Но всё это появится в художественных замыслах 30-х годов, а в первой половине 20-х брезжившую у Магнуса надежду, что кролики, если не обретут свободу, то хотя бы закончат своё земное существование более или менее достойно, разрушит реальность и высмеет герой романа И.Г. Эренбурга «Необычайные похождения Хулио Хуренито и его учеников…», инициалы имени которого не случайно совпадают с именем века - ХХ, сходство обусловлено ролью персонажа, призванного выразить сущность и судьбу последней надежды человечества на духовное возрождение.
Диалог с романом Л.Андреева и переосмысленной у него мизансценой из Легенды об инквизиторе обнаруживается уже в самом начале романа И.Эренбурга, где повторяется жанровая модель записок, дневника, ведущегося одним из двенадцати (!) питомцев «Учителя», самым нелюбимым его учеником – Ильёй Эренбургом. Роман Л.Андреева обрывался на записях, датирование которых со всей очевидностью подводит действие к временным границам Первой мировой войны. Войны, а не революции… Но в сознании многих современников Октябрьская революция была закономерным звеном в цепи событий, начавшихся в 1914 г., и среди них были Л.Андреев и А.Блок.

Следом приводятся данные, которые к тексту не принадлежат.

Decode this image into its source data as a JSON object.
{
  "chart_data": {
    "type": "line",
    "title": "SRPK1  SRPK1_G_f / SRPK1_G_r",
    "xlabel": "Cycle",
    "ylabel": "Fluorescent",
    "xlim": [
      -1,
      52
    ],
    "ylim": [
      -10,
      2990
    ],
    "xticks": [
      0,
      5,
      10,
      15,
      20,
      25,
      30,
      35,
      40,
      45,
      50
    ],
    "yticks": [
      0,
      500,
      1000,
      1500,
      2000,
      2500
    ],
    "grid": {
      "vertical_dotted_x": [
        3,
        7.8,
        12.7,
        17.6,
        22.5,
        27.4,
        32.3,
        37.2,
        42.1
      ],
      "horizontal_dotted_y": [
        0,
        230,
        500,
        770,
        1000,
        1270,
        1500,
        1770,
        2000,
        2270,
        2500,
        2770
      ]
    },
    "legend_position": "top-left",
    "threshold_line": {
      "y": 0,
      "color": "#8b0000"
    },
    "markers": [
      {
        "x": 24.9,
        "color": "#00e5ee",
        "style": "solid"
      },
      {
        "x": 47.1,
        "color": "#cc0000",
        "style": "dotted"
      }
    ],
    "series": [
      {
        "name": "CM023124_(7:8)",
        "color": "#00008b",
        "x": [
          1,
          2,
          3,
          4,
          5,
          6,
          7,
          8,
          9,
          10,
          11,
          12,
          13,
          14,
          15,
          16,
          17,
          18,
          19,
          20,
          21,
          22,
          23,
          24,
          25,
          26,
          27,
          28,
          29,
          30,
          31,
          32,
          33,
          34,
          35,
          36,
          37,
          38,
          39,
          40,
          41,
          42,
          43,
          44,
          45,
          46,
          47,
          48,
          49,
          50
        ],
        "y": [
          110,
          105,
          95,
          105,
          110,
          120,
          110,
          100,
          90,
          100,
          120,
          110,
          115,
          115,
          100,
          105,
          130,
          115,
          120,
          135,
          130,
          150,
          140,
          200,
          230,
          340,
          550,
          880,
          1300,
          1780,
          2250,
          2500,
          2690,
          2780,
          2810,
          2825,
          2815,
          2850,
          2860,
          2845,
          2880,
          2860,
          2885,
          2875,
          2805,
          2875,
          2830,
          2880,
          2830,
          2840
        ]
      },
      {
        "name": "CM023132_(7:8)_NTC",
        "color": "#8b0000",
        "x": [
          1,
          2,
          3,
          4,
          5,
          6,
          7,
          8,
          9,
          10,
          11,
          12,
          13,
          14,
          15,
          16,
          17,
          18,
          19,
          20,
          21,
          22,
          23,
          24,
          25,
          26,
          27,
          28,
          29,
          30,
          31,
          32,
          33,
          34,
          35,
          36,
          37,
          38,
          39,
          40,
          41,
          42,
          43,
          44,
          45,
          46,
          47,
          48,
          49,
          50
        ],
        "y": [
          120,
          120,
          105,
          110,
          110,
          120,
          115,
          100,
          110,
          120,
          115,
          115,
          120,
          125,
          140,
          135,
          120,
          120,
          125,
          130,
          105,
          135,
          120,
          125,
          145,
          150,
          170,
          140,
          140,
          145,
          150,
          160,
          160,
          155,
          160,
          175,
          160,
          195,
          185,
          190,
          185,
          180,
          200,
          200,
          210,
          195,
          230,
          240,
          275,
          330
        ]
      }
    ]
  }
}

Роман И. Эренбурга включает в себя кануны Первой мировой войны, революцию в России, к которой проявит самый искренний и горячий интерес главный герой и объект повествования – Хулио Хуренито, «Учитель». Его в романе будут называть и «Великим провокатором», что закрепляет за ним  и статус «двойника» Фомы Магнуса, мечтавшего преобразить трусливое ничтожество – кролика. «Хулио Хуренито, - признаётся Илья Эренбург (ученик и летописец событий, персонифицированный повествователь, носящий имя автора биографического), - учил ненавидеть настоящее, и, чтобы эта ненависть была крепка и горяча, он приоткрыл перед нами, трижды изумлёнными, дверь, ведущую в великое и неминуемое завтра».  Дверь «приоткроется», но кролик останется кроликом. Тюрьма человеческого духа останется тюрьмой.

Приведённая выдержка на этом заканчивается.